Enhanced type guard syntax]

Martin J. Logan mlogan@REDACTED
Fri Sep 19 17:59:26 CEST 2003

Erlang and concurrent programming relies on good programmer practice to
create reliable, comprehensible programs. Many of these idioms are
embodied in OTP. Still one can choose to use OTP or not, and if not
still write reasonable programs. Some things are too scary to leave up
to idiom and the good conscience of any erlang programmer. While more
type checking would doubtless provide some benefit to the programmer
user defined guards at the same time opens the door for real
inconsistency and uncertainty if one is not well informed and
painstaking in writing them. 

I call this with func(d, Arg).

func(a, Arg) when user_side_effect(Arg) -> a;
func(b, Arg) when user_side_effect(Arg) -> b;
func(c, Arg) when user_side_effect(Arg) -> c;
func(_, Arg) when user_side_effect(Arg) -> error.

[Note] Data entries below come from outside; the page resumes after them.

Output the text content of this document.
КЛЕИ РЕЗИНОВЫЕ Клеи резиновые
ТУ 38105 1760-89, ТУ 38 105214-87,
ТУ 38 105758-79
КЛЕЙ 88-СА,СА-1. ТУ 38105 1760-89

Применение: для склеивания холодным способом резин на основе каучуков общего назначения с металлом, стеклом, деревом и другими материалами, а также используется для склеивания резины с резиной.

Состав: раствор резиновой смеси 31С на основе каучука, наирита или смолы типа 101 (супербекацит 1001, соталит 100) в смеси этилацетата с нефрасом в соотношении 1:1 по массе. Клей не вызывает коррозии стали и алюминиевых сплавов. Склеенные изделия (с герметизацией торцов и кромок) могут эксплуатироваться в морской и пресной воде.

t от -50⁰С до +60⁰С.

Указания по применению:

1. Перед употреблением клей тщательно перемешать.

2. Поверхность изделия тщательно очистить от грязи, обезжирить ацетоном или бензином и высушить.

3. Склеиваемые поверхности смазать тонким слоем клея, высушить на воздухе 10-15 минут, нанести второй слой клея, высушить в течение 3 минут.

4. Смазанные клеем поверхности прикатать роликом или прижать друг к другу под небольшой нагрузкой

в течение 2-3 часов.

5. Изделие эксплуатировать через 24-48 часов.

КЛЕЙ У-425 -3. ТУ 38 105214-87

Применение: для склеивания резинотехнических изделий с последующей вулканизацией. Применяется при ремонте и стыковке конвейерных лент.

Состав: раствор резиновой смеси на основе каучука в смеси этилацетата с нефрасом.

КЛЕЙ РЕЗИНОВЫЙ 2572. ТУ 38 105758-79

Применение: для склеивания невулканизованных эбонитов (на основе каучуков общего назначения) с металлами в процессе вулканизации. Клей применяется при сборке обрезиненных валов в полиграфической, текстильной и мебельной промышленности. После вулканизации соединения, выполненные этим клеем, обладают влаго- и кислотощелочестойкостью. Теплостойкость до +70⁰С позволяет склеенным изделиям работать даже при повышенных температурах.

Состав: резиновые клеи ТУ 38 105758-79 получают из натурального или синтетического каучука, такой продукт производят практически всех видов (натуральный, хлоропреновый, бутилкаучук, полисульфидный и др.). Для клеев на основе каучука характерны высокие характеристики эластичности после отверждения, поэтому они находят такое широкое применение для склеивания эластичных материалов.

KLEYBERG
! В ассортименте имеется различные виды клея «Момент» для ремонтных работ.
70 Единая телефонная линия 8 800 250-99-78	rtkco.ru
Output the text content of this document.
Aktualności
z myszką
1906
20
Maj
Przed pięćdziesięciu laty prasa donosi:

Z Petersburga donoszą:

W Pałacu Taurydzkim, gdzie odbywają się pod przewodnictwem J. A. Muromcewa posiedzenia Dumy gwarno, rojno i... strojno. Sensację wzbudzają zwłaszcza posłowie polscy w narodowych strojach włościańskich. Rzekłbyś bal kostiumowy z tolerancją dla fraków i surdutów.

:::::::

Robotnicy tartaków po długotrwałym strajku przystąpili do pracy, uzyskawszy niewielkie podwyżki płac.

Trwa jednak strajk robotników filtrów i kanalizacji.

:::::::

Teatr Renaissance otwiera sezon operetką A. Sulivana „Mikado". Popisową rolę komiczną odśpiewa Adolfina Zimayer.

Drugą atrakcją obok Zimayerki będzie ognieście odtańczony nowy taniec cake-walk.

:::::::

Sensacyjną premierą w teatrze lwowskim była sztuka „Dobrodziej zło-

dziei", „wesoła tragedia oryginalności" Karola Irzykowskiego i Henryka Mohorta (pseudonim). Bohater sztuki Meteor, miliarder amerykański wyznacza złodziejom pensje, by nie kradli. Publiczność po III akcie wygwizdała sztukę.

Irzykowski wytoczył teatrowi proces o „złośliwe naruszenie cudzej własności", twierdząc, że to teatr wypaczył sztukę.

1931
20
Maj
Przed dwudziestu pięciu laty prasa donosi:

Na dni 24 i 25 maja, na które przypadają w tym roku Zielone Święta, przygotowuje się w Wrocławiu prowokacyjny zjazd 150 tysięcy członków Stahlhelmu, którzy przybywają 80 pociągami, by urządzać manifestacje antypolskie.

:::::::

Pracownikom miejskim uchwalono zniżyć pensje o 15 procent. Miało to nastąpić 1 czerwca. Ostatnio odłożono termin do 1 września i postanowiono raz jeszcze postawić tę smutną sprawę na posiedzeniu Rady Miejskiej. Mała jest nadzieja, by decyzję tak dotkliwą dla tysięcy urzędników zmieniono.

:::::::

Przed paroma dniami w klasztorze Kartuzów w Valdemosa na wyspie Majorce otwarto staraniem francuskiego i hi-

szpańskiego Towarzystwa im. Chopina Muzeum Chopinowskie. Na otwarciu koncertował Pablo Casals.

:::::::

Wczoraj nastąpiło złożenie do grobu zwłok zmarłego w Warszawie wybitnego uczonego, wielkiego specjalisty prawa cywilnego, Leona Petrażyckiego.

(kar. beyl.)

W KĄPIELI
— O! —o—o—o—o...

I assume that only the fourth function will ever be executed. I
consequently assume the expressions associated with expression 4 is the
only expression having the potential to influence the state or
*significant* timing of my system. This assumption is based on the
assumption that the people writing guard expressions are following the
strict rules associated with writing such an expression. This would all
go out the window if guards are not considered sacred anymore. 

If user defined guards were to be allowed some other language/context
would have to be devised to write them. This language would provide the
necessary safeguards - like no messaging or "put" calls and such.
Basically it would not allow much past a basic declarative syntax for
defining the structure of a thing and perhaps some ability to define
these things recursively. Think we've seen this before in many other
type systems. That is fine for erlang if anyone could ever implement it
without crippling what is erlang. Having users create there own type
system, in essence, for every function(user defined guards) seems like a
no no. 


On Thu, 2003-09-18 at 08:57, Joe Armstrong wrote:
> On Thu, 18 Sep 2003, Fredrik Linder wrote:
> > > foo(A/integer, B/integer) ->
> > >       A * B.
> > >
> > > {X/float, Y/float} = graph:coordinates(),
> > 
> > This looks really really nice!
> > 
> > Again, I'd like to ask for user-defined guards, as it would really enhance
> > ... erlang(?).
> > 
>   No - guards are extensions of patterns. They have to be  simple, 
> so that a pattern matching compiler can do a good job on them.
>   If we had user defined guards somebody will write:
> 	foo(X) when bar(X), a == b ->
> 	   ...
>   Where bar(X) a user defined guard.
>   Now what happens if somebody writes:
> 	bar(P) -> P ! a, true.
>   But the guard fails (ie a==b) fails, did the message get sent?????